Depending on how you think about things, content distribution is the second problem that must be solved to get a computing environment up and running, immediately after the physical distribution of computing infrastructure... assuming you're someone who considers the OS content.
FIDO is one example of how we're starting to get frameworks to address one foundational piece, the trust establishment aspect, of how we distribute content at that layer.
I'm time constrained writing currently, so in the interests of getting things down this is going to be a fast and skeletal word sketch without much narrative.
Distributing content in unreliable environments using desired state style approaches. Useful for:
dealing with networks that are unreliable, low bandwidth, or highly contended with QoS issues
minimizing content transfer
load distribution on servers, as content blobs can be hosted on CDNs or sourced via p2p
can express content locality requirements in terms of latency of access and availability.

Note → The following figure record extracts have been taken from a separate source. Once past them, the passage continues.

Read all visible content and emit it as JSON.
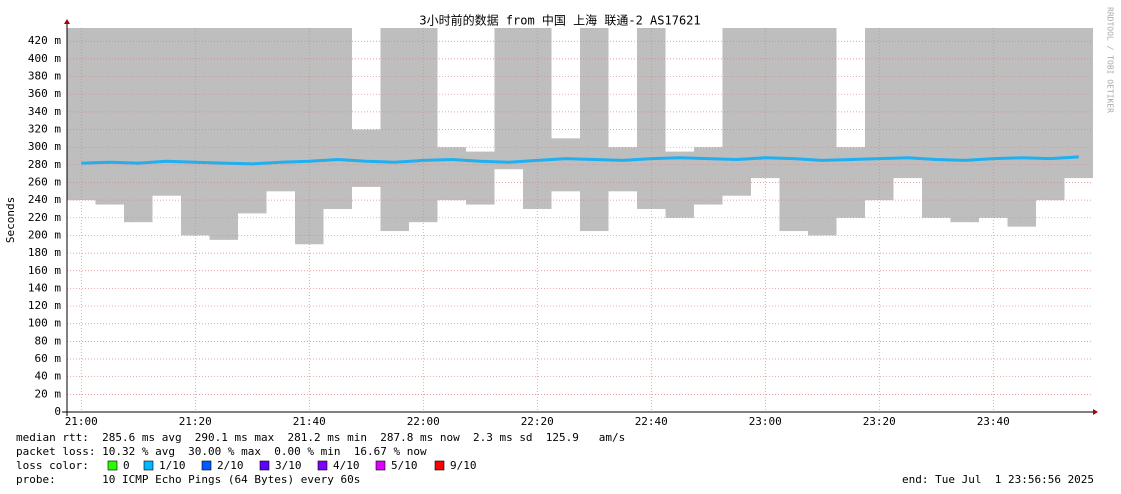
{
  "chart_data": {
    "type": "smokeping",
    "title": "3小时前的数据 from 中国 上海 联通-2 AS17621",
    "y_label": "Seconds",
    "watermark": "RRDTOOL / TOBI OETIKER",
    "categories": [
      "21:00",
      null,
      null,
      null,
      "21:20",
      null,
      null,
      null,
      "21:40",
      null,
      null,
      null,
      "22:00",
      null,
      null,
      null,
      "22:20",
      null,
      null,
      null,
      "22:40",
      null,
      null,
      null,
      "23:00",
      null,
      null,
      null,
      "23:20",
      null,
      null,
      null,
      "23:40",
      null,
      null,
      null
    ],
    "median": {
      "color": "#20b0f0",
      "values": [
        282,
        283,
        282,
        284,
        283,
        282,
        281,
        283,
        284,
        286,
        284,
        283,
        285,
        286,
        284,
        283,
        285,
        287,
        286,
        285,
        287,
        288,
        287,
        286,
        288,
        287,
        285,
        286,
        287,
        288,
        286,
        285,
        287,
        288,
        287,
        289
      ]
    },
    "smoke": {
      "color": "#a8a8a8",
      "low": [
        240,
        235,
        215,
        245,
        200,
        195,
        225,
        250,
        190,
        230,
        255,
        205,
        215,
        240,
        235,
        275,
        230,
        250,
        205,
        250,
        230,
        220,
        235,
        245,
        265,
        205,
        200,
        220,
        240,
        265,
        220,
        215,
        220,
        210,
        240,
        265
      ],
      "high": [
        435,
        435,
        435,
        435,
        435,
        435,
        435,
        435,
        435,
        435,
        320,
        435,
        435,
        300,
        295,
        435,
        435,
        310,
        435,
        300,
        435,
        295,
        300,
        435,
        435,
        435,
        435,
        300,
        435,
        435,
        435,
        435,
        435,
        435,
        435,
        435
      ]
    },
    "ylim": [
      0,
      435
    ],
    "yticks": [
      0,
      {
        "value": 20,
        "label": "20 m"
      },
      {
        "value": 40,
        "label": "40 m"
      },
      {
        "value": 60,
        "label": "60 m"
      },
      {
        "value": 80,
        "label": "80 m"
      },
      {
        "value": 100,
        "label": "100 m"
      },
      {
        "value": 120,
        "label": "120 m"
      },
      {
        "value": 140,
        "label": "140 m"
      },
      {
        "value": 160,
        "label": "160 m"
      },
      {
        "value": 180,
        "label": "180 m"
      },
      {
        "value": 200,
        "label": "200 m"
      },
      {
        "value": 220,
        "label": "220 m"
      },
      {
        "value": 240,
        "label": "240 m"
      },
      {
        "value": 260,
        "label": "260 m"
      },
      {
        "value": 280,
        "label": "280 m"
      },
      {
        "value": 300,
        "label": "300 m"
      },
      {
        "value": 320,
        "label": "320 m"
      },
      {
        "value": 340,
        "label": "340 m"
      },
      {
        "value": 360,
        "label": "360 m"
      },
      {
        "value": 380,
        "label": "380 m"
      },
      {
        "value": 400,
        "label": "400 m"
      },
      {
        "value": 420,
        "label": "420 m"
      }
    ],
    "grid": true,
    "stats_lines": [
      "median rtt:  285.6 ms avg  290.1 ms max  281.2 ms min  287.8 ms now  2.3 ms sd  125.9   am/s",
      "packet loss: 10.32 % avg  30.00 % max  0.00 % min  16.67 % now"
    ],
    "loss_label": "loss color:",
    "loss_colors": [
      {
        "name": "0",
        "color": "#26ff00"
      },
      {
        "name": "1/10",
        "color": "#00b8ff"
      },
      {
        "name": "2/10",
        "color": "#0059ff"
      },
      {
        "name": "3/10",
        "color": "#5e00ff"
      },
      {
        "name": "4/10",
        "color": "#7e00ff"
      },
      {
        "name": "5/10",
        "color": "#dd00ff"
      },
      {
        "name": "9/10",
        "color": "#ff0000"
      }
    ],
    "probe": "probe:       10 ICMP Echo Pings (64 Bytes) every 60s",
    "end": "end: Tue Jul  1 23:56:56 2025"
  }
}
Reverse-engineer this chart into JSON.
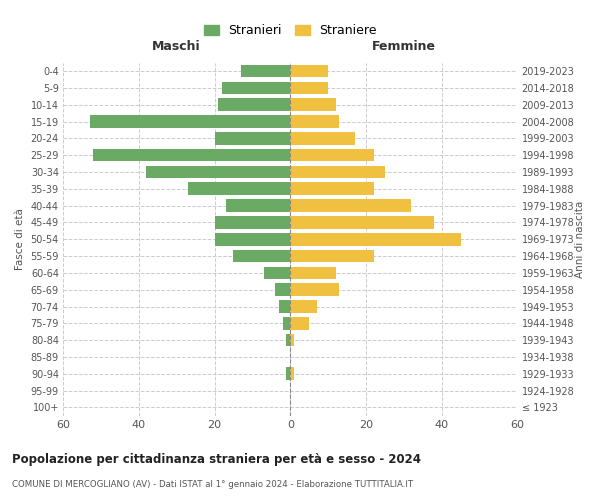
{
  "age_groups": [
    "0-4",
    "5-9",
    "10-14",
    "15-19",
    "20-24",
    "25-29",
    "30-34",
    "35-39",
    "40-44",
    "45-49",
    "50-54",
    "55-59",
    "60-64",
    "65-69",
    "70-74",
    "75-79",
    "80-84",
    "85-89",
    "90-94",
    "95-99",
    "100+"
  ],
  "birth_years": [
    "2019-2023",
    "2014-2018",
    "2009-2013",
    "2004-2008",
    "1999-2003",
    "1994-1998",
    "1989-1993",
    "1984-1988",
    "1979-1983",
    "1974-1978",
    "1969-1973",
    "1964-1968",
    "1959-1963",
    "1954-1958",
    "1949-1953",
    "1944-1948",
    "1939-1943",
    "1934-1938",
    "1929-1933",
    "1924-1928",
    "≤ 1923"
  ],
  "males": [
    13,
    18,
    19,
    53,
    20,
    52,
    38,
    27,
    17,
    20,
    20,
    15,
    7,
    4,
    3,
    2,
    1,
    0,
    1,
    0,
    0
  ],
  "females": [
    10,
    10,
    12,
    13,
    17,
    22,
    25,
    22,
    32,
    38,
    45,
    22,
    12,
    13,
    7,
    5,
    1,
    0,
    1,
    0,
    0
  ],
  "male_color": "#6aaa64",
  "female_color": "#f0c040",
  "background_color": "#ffffff",
  "grid_color": "#cccccc",
  "title": "Popolazione per cittadinanza straniera per età e sesso - 2024",
  "subtitle": "COMUNE DI MERCOGLIANO (AV) - Dati ISTAT al 1° gennaio 2024 - Elaborazione TUTTITALIA.IT",
  "xlabel_left": "Maschi",
  "xlabel_right": "Femmine",
  "ylabel_left": "Fasce di età",
  "ylabel_right": "Anni di nascita",
  "legend_male": "Stranieri",
  "legend_female": "Straniere",
  "xlim": 60,
  "xtick_positions": [
    -60,
    -40,
    -20,
    0,
    20,
    40,
    60
  ],
  "xtick_labels": [
    "60",
    "40",
    "20",
    "0",
    "20",
    "40",
    "60"
  ]
}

Content, once sufficiently local and available, can be served up via desired state expression of how it needs to be consumed. For example, and installer can record a desired state of "corp/software-package:latest available with xxx latency and tolerant of zero failures within local env, located via discovery API xxx, served via protocol sets {HTTP, HTTPS, FTP, ...}" or some similar statement of pre-requisite expectation on environment to function.
Expressing things in this way allows us as a system to derive what else must be present to perform the role of the installer. This could be handled via constraint solver patterns, or various other ways.